When Something Gets In Your Eye

When something gets in your eye

Anything like grit, dust or paint that gets into the eye is called a foreign body. There are two types of foreign bodies:

  • ‘Superficial foreign bodies’ – these stick to the front of the eye or get trapped under one of the eyelids, but do not enter the eye
  • ‘Penetrating foreign bodies’ – these penetrate the outer layer of the eye (cornea or sclera) and enter the eye – these objects are usually travelling at high speed and are commonly made of metal.

Foreign body first aid

If you get a superficial foreign body in your eye, gently rinse the eye with warm water. If you are on your own, an ‘eye bath’ using a clean measuring cup or something similar can make this easier.

Otherwise get someone to help rinse the eye while you are lying down.

Do not try to remove a foreign body with cotton buds, matchsticks or any other type of solid object. If you cannot remove the foreign body with the eyebath, go to your GP or local A&E unit.

You should also contact your doctor if you have had a foreign body in your eye and it continues to irritate you.

If you think something has gone into your eye while you have been grinding or hammering, even if you have little in the way of pain or loss of vision, it is essential that you consult a doctor immediately to report your injury as this could be serious.

How does the doctor make a diagnosis?

Superficial foreign bodies

The doctor will examine the eye using a fluorescein stain, which helps to detect any foreign material on the surface of the eye.
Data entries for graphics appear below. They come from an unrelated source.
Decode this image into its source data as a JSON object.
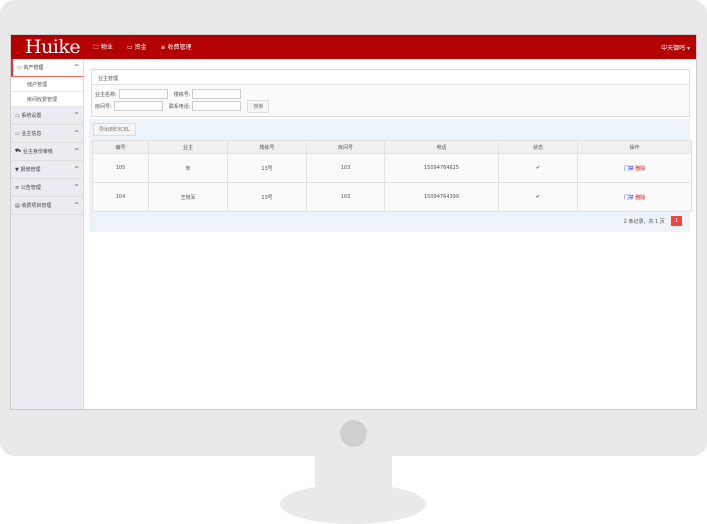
{
  "header": {
    "logo": "Huike",
    "nav": [
      "物业",
      "资金",
      "收费管理"
    ],
    "nav_icons": [
      "folder-icon",
      "money-icon",
      "list-icon"
    ],
    "user": "中天御鸣 ▾"
  },
  "sidebar": {
    "items": [
      {
        "label": "资产管理",
        "icon": "laptop-icon",
        "subs": [
          "储户管理",
          "房间收费管理"
        ]
      },
      {
        "label": "系统设置",
        "icon": "laptop-icon"
      },
      {
        "label": "业主信息",
        "icon": "laptop-icon"
      },
      {
        "label": "业主身份审核",
        "icon": "cart-icon"
      },
      {
        "label": "报修管理",
        "icon": "filter-icon"
      },
      {
        "label": "公告管理",
        "icon": "list-icon"
      },
      {
        "label": "收费项目管理",
        "icon": "file-icon"
      }
    ]
  },
  "search": {
    "title": "业主管理",
    "owner_label": "业主名称:",
    "building_label": "楼栋号:",
    "room_label": "房间号:",
    "phone_label": "联系电话:",
    "button": "搜索"
  },
  "table": {
    "export": "导出到EXCEL",
    "headers": [
      "编号",
      "业主",
      "楼栋号",
      "房间号",
      "电话",
      "状态",
      "操作"
    ],
    "rows": [
      [
        "105",
        "朱",
        "13号",
        "103",
        "15094764625",
        "✔"
      ],
      [
        "104",
        "王晓军",
        "13号",
        "103",
        "15094764399",
        "✔"
      ]
    ],
    "ops": [
      "门禁",
      "删除"
    ]
  },
  "pagination": {
    "summary": "2 条记录，共 1 页",
    "current": "1"
  },
  "colors": {
    "header": "#b30000",
    "accent": "#e44444"
  }
}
They will also turn the eyelid outwards to examine the underside of the lid and remove any foreign material from that surface.

The doctor can remove the material with a cotton bud, although occasionally they may need a small needle to lift any embedded particles from the eye. The doctor will apply some local anaesthetic drops to your eye before using one of these needles so that it does not hurt.

Top tips for avoiding eye injuries

It is essential to wear protective glasses or goggles to prevent foreign bodies entering your eyes when carrying out work or DIY tasks like:

  • Welding
  • Using a grinder
  • Using a sander
  • Using a Strimmer
  • Doing DIY.

If you have got something in your eye during one of these activities, a full eye examination will assess any damage you may have done. A serious injury can reduce your vision. The examination may show that the pupil is distorted and that there is blood inside the eye.

You may need to have your eye x-rayed or scanned if the doctor suspects there is foreign material inside the eye.

What happens if the foreign body is not removed from my eye?

If something superficial is lodged in your eye, this will tend to cause persistent irritation and may lead to conjunctivitis. Sometimes the foreign material becomes buried and stops causing problems, although there may be some scarring.

The damage caused by a penetrating foreign body in your eye depends on:

  • What the foreign body is made from
  • How much damage it causes as it passes into the eye.

Metal foreign bodies that have iron in them can cause a condition called ‘siderosis’, which gradually leads to poor vision over the following months and years.

Some other metals and vegetable materials may cause rapid destruction of the eye or infection inside the eye.

A small foreign body can enter the eye and cause no apparent damage, but it may lead to bleeding within the eye, early cataract formation or damage to the retina. Surgery may be required to correct this damage.

How is a penetrating foreign body removed?

You will need an operation to remove a foreign body if it has penetrated inside the eye. This usually takes the form of a ‘vitrectomy’ – where part of the vitreous gel is removed from the middle of the eye. It involves going into the eye to remove the foreign material with fine surgical forceps.

At the same time, any damage to the eye caused by the entry of the foreign material can be repaired. This may involve:

  • Removing a haemorrhage
  • Removing the lens
  • Suturing any defect of the globe
  • Repairing any retinal damage.

Will there be any long-term effects?

Superficial foreign bodies are not sight-threatening injuries and the eye tends to make a full recovery. However, if you keep getting foreign matter in your eyes they may cause scarring and your vision may deteriorate.

Penetrating foreign bodies are potentially very serious and may lead to blindness or loss of the eye, even if treated appropriately.